O rapaz sentou-se na cadeira ao lado da mulher, que tinha quatro livros no colo, dois eram guias de viagem, um romance clássico e o último era o livro de auto-ajuda do momento, que ela lia com atenção até ser interrompida. Ele trazia consigo um George Orwell. Lambeu o dedo e começou a procurar a página onde tinha parado.
– Odeio isso. – disse ele. A mulher virou os olhos pra ele, em silêncio. – Essa versão é diferente da que eu estava lendo, não dá pra saber direito aonde eu tinha parado assim. Não dá uma raiva quando isso acontece?
A mulher continuou em silêncio. Fechou o livro que estava lendo e pegou o clássico. Abriu na contra-capa e começou a ler.
– Ah!
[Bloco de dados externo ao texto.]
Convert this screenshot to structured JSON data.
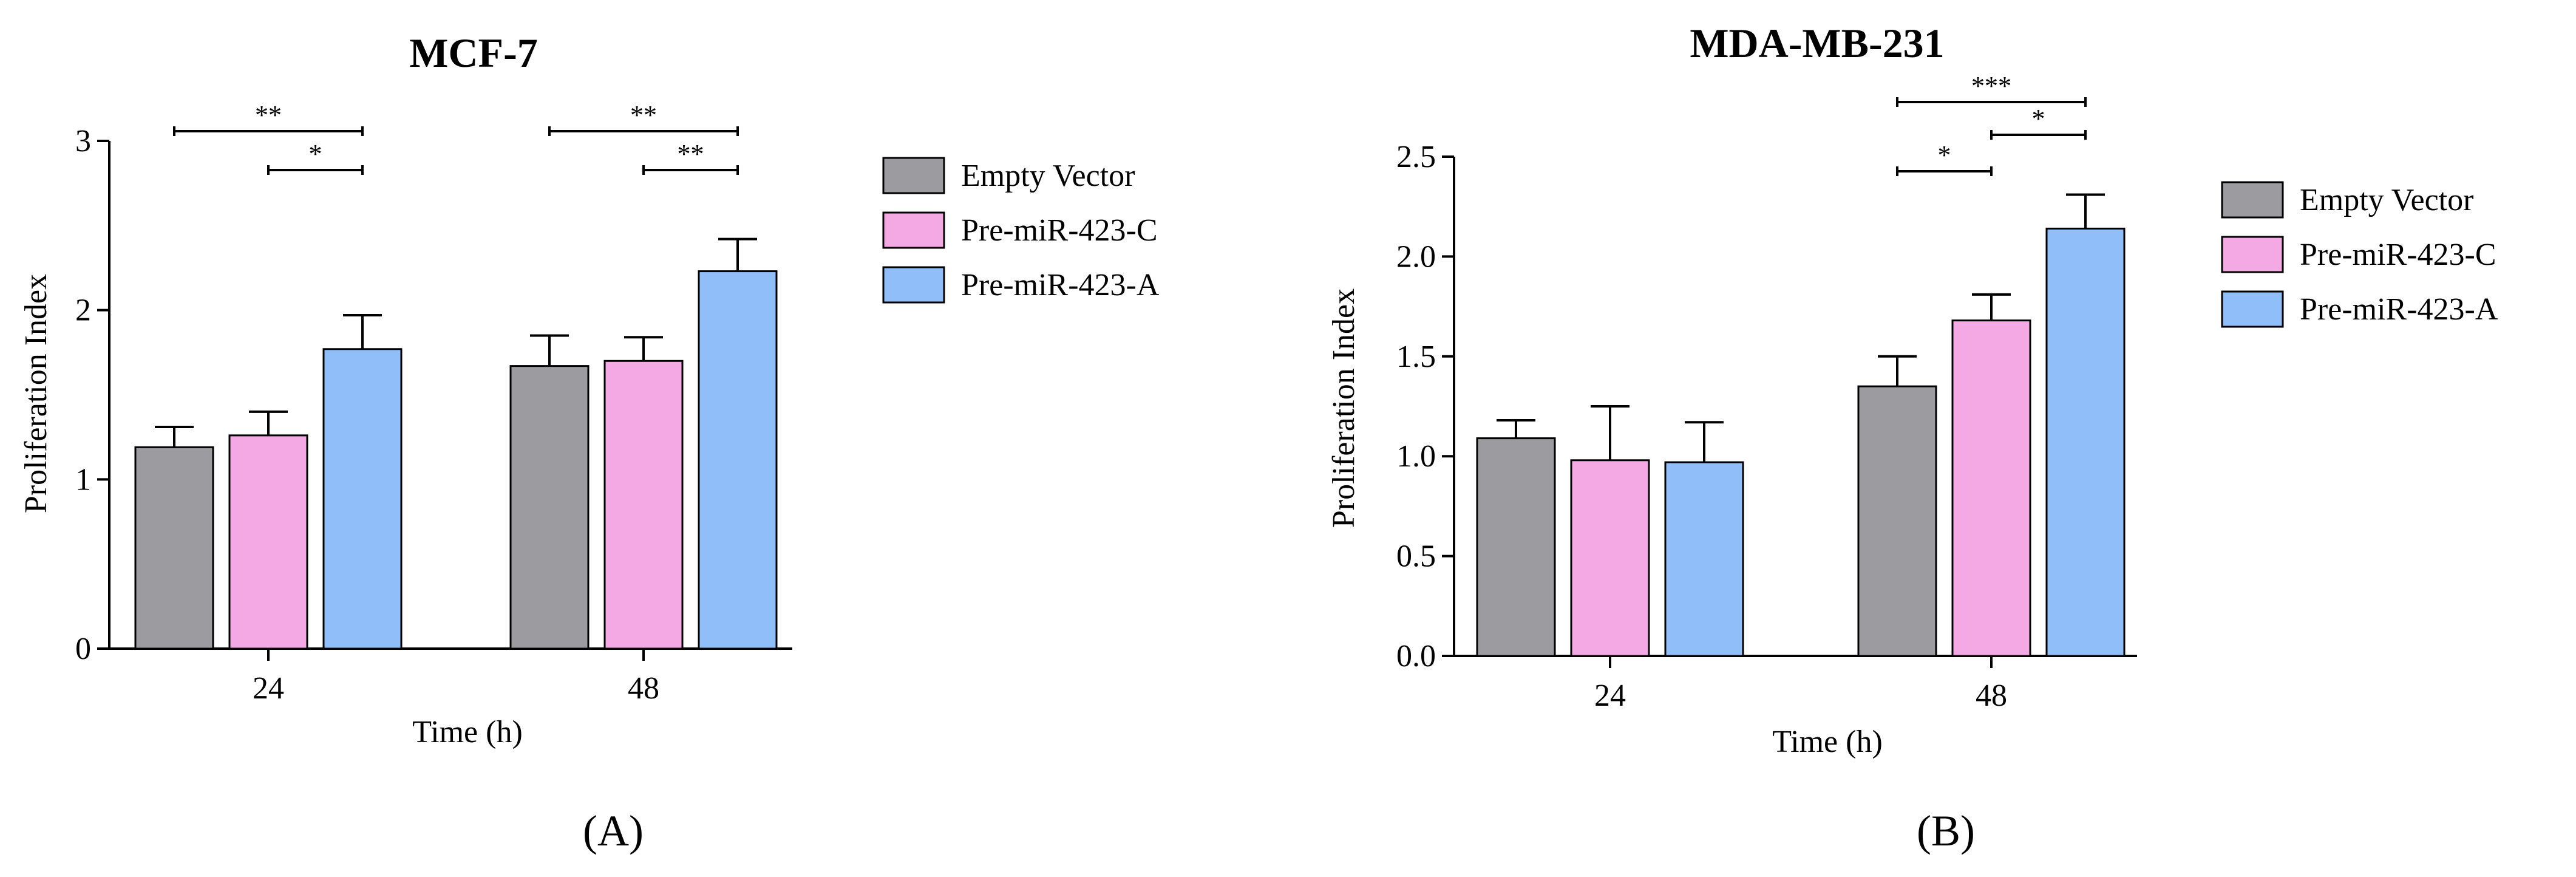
{
  "chart_data": [
    {
      "type": "bar",
      "panel_label": "(A)",
      "title": "MCF-7",
      "xlabel": "Time (h)",
      "ylabel": "Proliferation Index",
      "categories": [
        "24",
        "48"
      ],
      "ylim": [
        0,
        3
      ],
      "yticks": [
        0,
        1,
        2,
        3
      ],
      "ytick_labels": [
        "0",
        "1",
        "2",
        "3"
      ],
      "legend_position": "right",
      "series": [
        {
          "name": "Empty Vector",
          "color": "#9b9ba0",
          "values": [
            1.19,
            1.67
          ],
          "errors": [
            0.12,
            0.18
          ]
        },
        {
          "name": "Pre-miR-423-C",
          "color": "#f4a8e4",
          "values": [
            1.26,
            1.7
          ],
          "errors": [
            0.14,
            0.14
          ]
        },
        {
          "name": "Pre-miR-423-A",
          "color": "#8fbef9",
          "values": [
            1.77,
            2.23
          ],
          "errors": [
            0.2,
            0.19
          ]
        }
      ],
      "significance": [
        {
          "label": "**",
          "category": 0,
          "from_series": 0,
          "to_series": 2,
          "level": 3.0
        },
        {
          "label": "*",
          "category": 0,
          "from_series": 1,
          "to_series": 2,
          "level": 2.82
        },
        {
          "label": "**",
          "category": 1,
          "from_series": 0,
          "to_series": 2,
          "level": 3.0
        },
        {
          "label": "**",
          "category": 1,
          "from_series": 1,
          "to_series": 2,
          "level": 2.82
        }
      ]
    },
    {
      "type": "bar",
      "panel_label": "(B)",
      "title": "MDA-MB-231",
      "xlabel": "Time (h)",
      "ylabel": "Proliferation Index",
      "categories": [
        "24",
        "48"
      ],
      "ylim": [
        0,
        2.5
      ],
      "yticks": [
        0,
        0.5,
        1.0,
        1.5,
        2.0,
        2.5
      ],
      "ytick_labels": [
        "0.0",
        "0.5",
        "1.0",
        "1.5",
        "2.0",
        "2.5"
      ],
      "legend_position": "right",
      "series": [
        {
          "name": "Empty Vector",
          "color": "#9b9ba0",
          "values": [
            1.09,
            1.35
          ],
          "errors": [
            0.09,
            0.15
          ]
        },
        {
          "name": "Pre-miR-423-C",
          "color": "#f4a8e4",
          "values": [
            0.98,
            1.68
          ],
          "errors": [
            0.27,
            0.13
          ]
        },
        {
          "name": "Pre-miR-423-A",
          "color": "#8fbef9",
          "values": [
            0.97,
            2.14
          ],
          "errors": [
            0.2,
            0.17
          ]
        }
      ],
      "significance": [
        {
          "label": "***",
          "category": 1,
          "from_series": 0,
          "to_series": 2,
          "level": 2.77
        },
        {
          "label": "*",
          "category": 1,
          "from_series": 1,
          "to_series": 2,
          "level": 2.6
        },
        {
          "label": "*",
          "category": 1,
          "from_series": 0,
          "to_series": 1,
          "level": 2.42
        }
      ]
    }
  ]
}
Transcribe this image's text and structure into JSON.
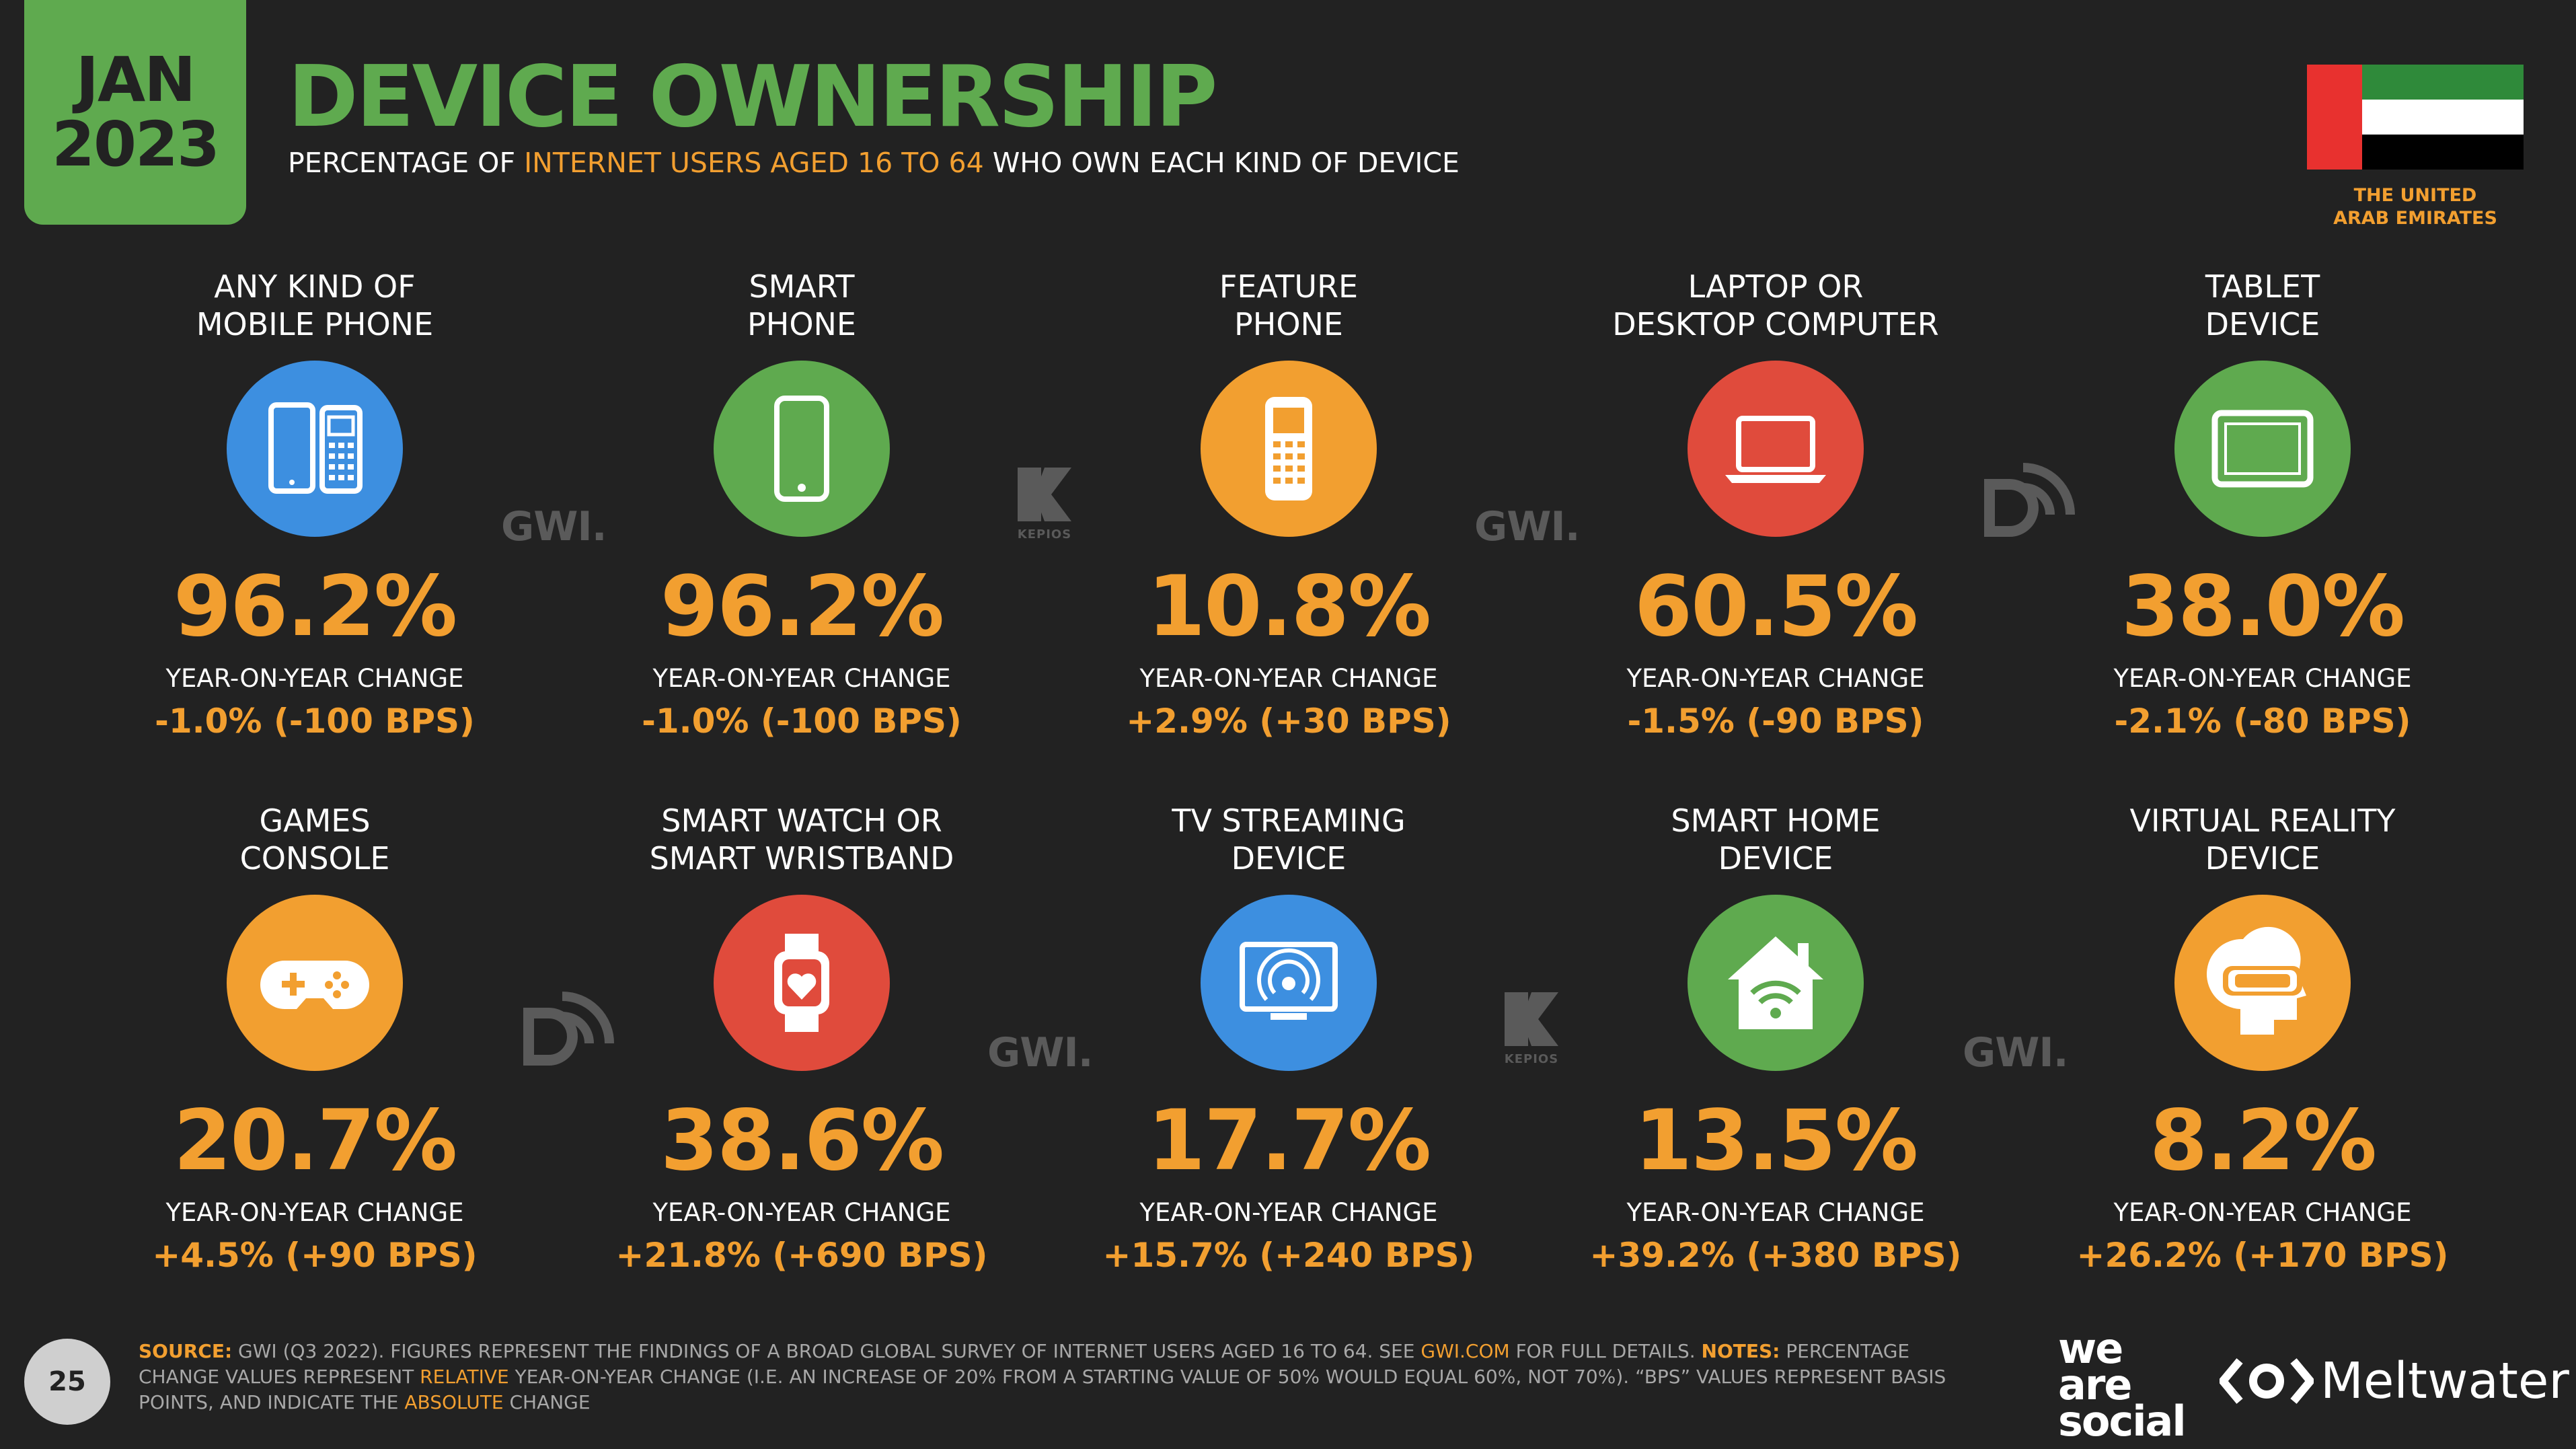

Daniel Defoe! – disse de novo o rapaz, olhando para o livro nas mãos dela. – Se você gosta desses livros mais velhos assim, eu conheço um sebo no centro que tem cadeiras. Não são tão confortáveis quanto essas, são aquelas de plástico, mas tem uma boa variedade de livros, que você não encontra mais nestas grandes redes capitalistas. Eu costumo ir bastante lá. Acho até que a versão deles do “A Revolução dos Bichos” é melhor do que esta aqui.
A mulher, impaciente, fechou o livro, se levantou e foi embora. O homem seguiu ela com os olhos e depois voltou-se ao seu livro, finalmente encontrando a parte onde tinha parado. O que ele mais gostava de ler em livrarias era essas pessoas fantásticas que ele acabava conhecendo. Que mulher!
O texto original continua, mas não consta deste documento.